Rational orthogonal matrices ``everybody knows'' that an integral orthogonal matrix is a signed permutation matrix, so there are exactly $2^n n!$ such matrices in $O(n).$ Now, what if we ask for the enumeration of elements of $O(n$ with rational elements, where all the denominators are equal to $q$ (where $q$ is an arbitrary integer, though if the question is much easier for $q$ prime, that's fine too...)? I would suspect this has been studied... (one can ask the same question for arbitrary algebraic groups/number fields, of course).
 A: Boris Venkov asked this question, once, in the coffea room of the Maths Department of the university of Geneva. 
Here are some things that relate to the case $q=2^m$.
Let $I_n$ be the 'euclidean' $\mathbf Z$-module of rank $n$, and $A\mapsto G_n(A)$ the group it defines.
Let us write $a(n,m)$ for the number of matrices in $G_n(\mathbf Z[\frac{1}{2}])$ all of whose coordinates have $2$-valuation at least $-m$. 
First note that $G_n(\mathbf Z[\frac{1}{2}])$ is finite for $n<5$.
In fact, one even has $G_n(\mathbf Z[\frac{1}{2}])=G_n(\mathbf Z)\simeq\mathbf Z/2^n\rtimes S_n$ for $n<4$ and $G_4(\mathbf Z[\frac{1}{2}])=Aut(D_4)=G_4(\mathbf Z)\rtimes \mathbf Z/3$, where $D_4$ denotes the sublattice of elements of even length in $I_4$. The $\mathbf Z/3$ is generated by 
$$ \begin{bmatrix}
-1/2 & 1/2 & 1/2 & 1/2\\\
-1/2 & 1/2 & -1/2 & -1/2\\\
-1/2 & -1/2 & 1/2 & -1/2\\\
-1/2 & -1/2 & -1/2 & 1/2
\end{bmatrix}$$
Thus in this case, you have $a(4,0)=384=2^7*3$ and $a(4,1)=1152=2^7*3^2$.
Next, note that $G_5(\mathbf Z[\frac{1}{2}])$ is an amalgamated sum : $A\star_C B$ with $A=G_5(\mathbf Z)$, $B=Aut(I_1)\times Aut(D_4)$ and $C=A\cap B\simeq \mathbf Z/2\times G_4(\mathbf Z)$. 

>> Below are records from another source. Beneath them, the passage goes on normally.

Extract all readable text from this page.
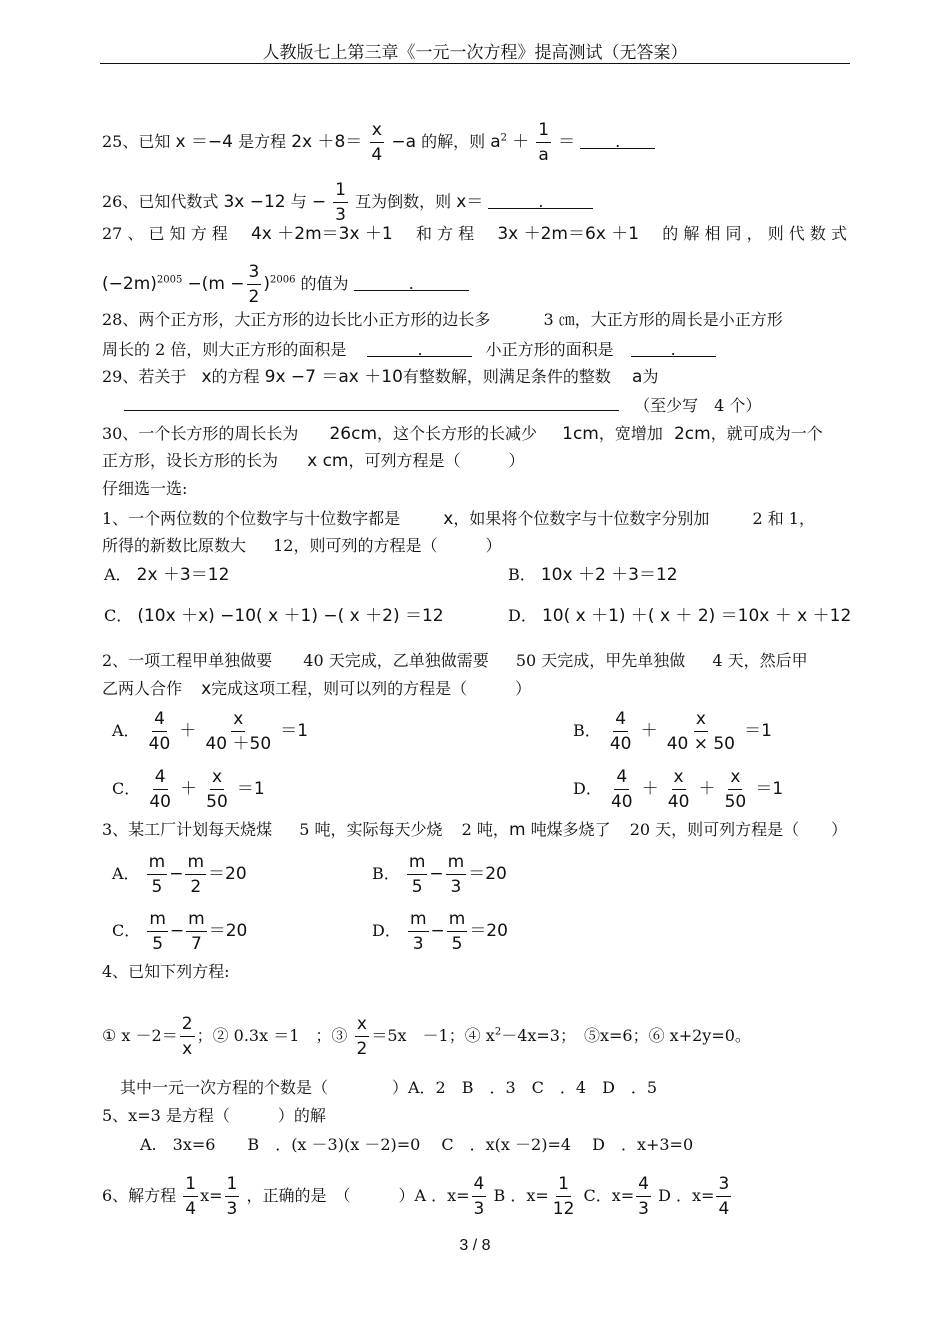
人教版七上第三章《一元一次方程》提高测试（无答案）
25、已知 x ＝−4 是方程 $2x +8= \frac{x}{4} -a$ 的解，则 $a^2 + \frac{1}{a}$ ＝	.
26、已知代数式 3x −12 与 − $\frac{1}{3}$ 互为倒数，则 x＝	.
27 、 已 知 方 程 4x ＋2m＝3x ＋1 和 方 程 3x ＋2m＝6x ＋1 的 解 相 同 ， 则 代 数 式
$(-2m)^{2005} -(m - \frac{3}{2} )^{2006}$ 的值为	.
28、两个正方形，大正方形的边长比小正方形的边长多	3 ㎝，大正方形的周长是小正方形
周长的 2 倍，则大正方形的面积是	.	小正方形的面积是	.
29、若关于 x的方程 9x −7 ＝ax ＋10有整数解，则满足条件的整数 a为
（至少写　4 个）
30、一个长方形的周长长为 26cm，这个长方形的长减少 1cm，宽增加 2cm，就可成为一个
正方形，设长方形的长为 x cm，可列方程是（　　　）
仔细选一选:
1、一个两位数的个位数字与十位数字都是	x，如果将个位数字与十位数字分别加	2 和 1，
所得的新数比原数大 12，则可列的方程是（　　　）
A． 2x ＋3＝12	B． 10x ＋2 ＋3＝12
C． (10x ＋x) −10( x ＋1) −( x ＋2) ＝12	D． 10( x ＋1) ＋( x ＋ 2) ＝10x ＋ x ＋12
2、一项工程甲单独做要 40 天完成，乙单独做需要 50 天完成，甲先单独做 4 天，然后甲
乙两人合作 x完成这项工程，则可以列的方程是（　　　）
A． $\frac{4}{40} + \frac{x}{40 +50} =1$	B． $\frac{4}{40} + \frac{x}{40 \times 50} =1$
C． $\frac{4}{40} + \frac{x}{50} =1$	D． $\frac{4}{40} + \frac{x}{40} + \frac{x}{50} =1$
3、某工厂计划每天烧煤 5 吨，实际每天少烧 2 吨，m 吨煤多烧了 20 天，则可列方程是（　　）
A． $\frac{m}{5} - \frac{m}{2} =20$	B． $\frac{m}{5} - \frac{m}{3} =20$
C． $\frac{m}{5} - \frac{m}{7} =20$	D． $\frac{m}{3} - \frac{m}{5} =20$
4、已知下列方程:
① $x -2= \frac{2}{x}$ ；② 0.3x ＝1　；③ $\frac{x}{2} =5x$　－1；④ $x^2-4x=3$；　⑤x=6；⑥ x+2y=0。
其中一元一次方程的个数是（　　　　）A．2　B　．3　C　．4　D　．5
5、x=3 是方程（　　　）的解
A.　3x=6　　B　．(x －3)(x －2)=0　 C　．x(x －2)=4　 D　．x+3=0
6、解方程 $\frac{1}{4} x= \frac{1}{3}$ ，正确的是　（　　　）A ．$x= \frac{4}{3}$ B ．$x= \frac{1}{12}$ C．$x= \frac{4}{3}$ D ．$x= \frac{3}{4}$
3 / 8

This decomposition comes from the action of $G_5(\mathbf Z[\frac{1}{2}])$ on the Bruhat-Tits Building of $G_5(\mathbf Q_2)$ : a tree whose vertices are 5-valent and 3-valent.
The number $\frac{a(5,m)}{\vert G_5(\mathbf Z)\vert}$ counts the $5$-valent vertices that are at (combinatorial) distance less than $2m$ from a fixed one. Thus 
$\frac{a(5,m)}{\vert G_5(\mathbf Z)\vert}=10*\frac{8^m-1}{7}+1$.
Things are becoming more complicated in higher dimensions since the Bruhat-Tits building is not a tree anymore ($n\geq 6$) and the action of $G_n(\mathbf Z[\frac{1}{2}])$ on the vertices of a same type (say corresponding to unimodular lattices) is not transitive anymore ($n\geq 9$).
You may adapt the same method to obtain similar results for small values of $n$ and $q=p^m$ : the Bruhat-Tits building is a tree for $n=3$, the action of $G_3(\mathbf Z[\frac{1}{p}])$ is transitive on one type of vertices (but rarely on maximal simplices) ... 
A: This is not a complete answer, but it's a start.
In the $2 \times 2$ case, the act of choosing the first column and clearing denominators describes a two-to-one map from orthogonal matrices to primitive vectors in the lattice $\mathbb{Z} \oplus \mathbb{Z}$.  In particular, there are twice as many orthogonal matrices with denominator exactly $q^2$ as there are primitive vectors of length $q$, and there are twice as many orthogonal matrices with denominator dividing $q^2$ as there are vectors of length $q$.  The latter quantity is enumerated by the theta function of the lattice, which is a modular form of weight 1, and its coefficients grow logarithmically.
In higher dimension, I guess the generating function comes from successively choosing vectors in orthogonal complements, so it should be at least related to modular forms.